How true!  Why do we expect not-for-profits to perform incredibly difficult work for  public benefit that for-profits won’t approach without adequate financial resources?  Why does the public think it’s appropriate for corporate executives to receive obscene compensation while not-for-profits struggle to keep their doors open?

Alexa Clay and Jon Camfield in It’s Time to Start Judging NonProfits Like For-Profits, on the Co.Exist blog by Fast Company, claim, “If you’re simply crunching the numbers and looking for the nonprofit with the lowest overhead, though, things have gone horribly wrong. It’s a bad way to judge an organization.”  In addition, they quote management consultant Neil Edgington,

If a nonprofit organization is creating change, then everything they do is in support of that change. How can a program run if there is no financial engine (fundraising) to fund it? If there is no building or space to house it? […] How can you possibly separate “program” from “overhead?” We must move beyond this distinction and encourage nonprofits to raise (and donors to give) more capacity capital.
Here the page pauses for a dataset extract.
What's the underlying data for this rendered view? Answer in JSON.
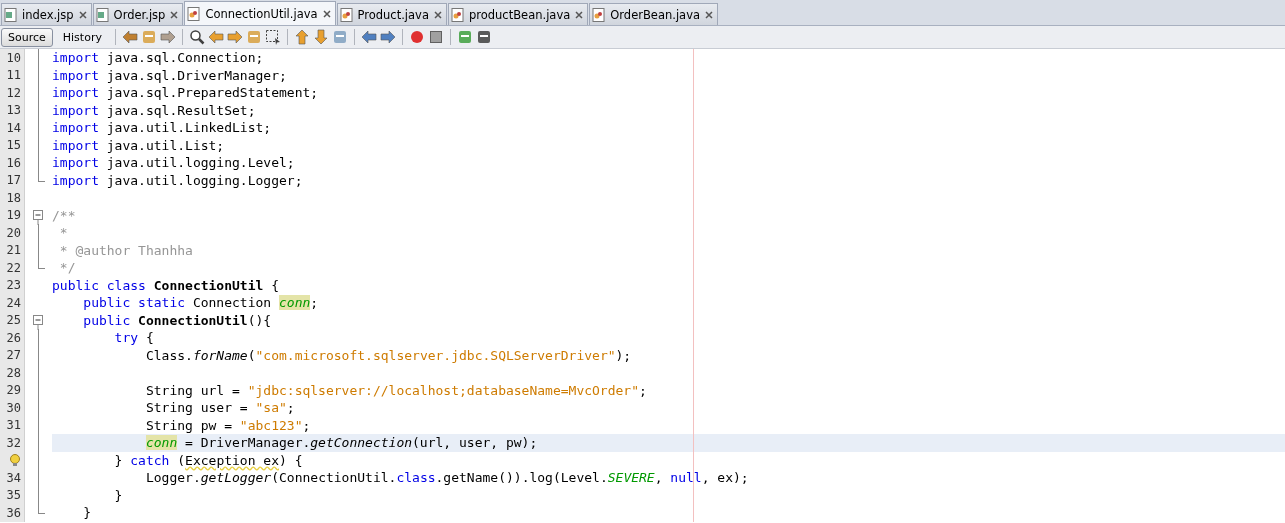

The public does not view donating to a not-for-profit as an investment in the community.  In deciding whether to “invest,” the donor should investigate the not-for-profit in a manner similar to investigating a for-profit corporation before buying shares.  The authors state,

This is, of course, the hard part. You can ask: How much time are they devoting to their actual mission versus marketing their successes? But how can you know about their impact unless they take the time to tell you about it? Here is where the marketplace for social change is inefficient, and where the individual consumer-donor either has to make a safe bet with a large, well-respected organization, or enter in to a much more complex world of mitigating their “risk.”

I suggest that this is an issue that nonprofits need to address in their outreach / communication / marketing plan.  How can the organization inform the potential nonprofit “investor?”  One tool is the annual report.  While the annual report may be a mandatory document for membership organizations, it can be a useful tool for non-membership organizations to address “investment opportunities.”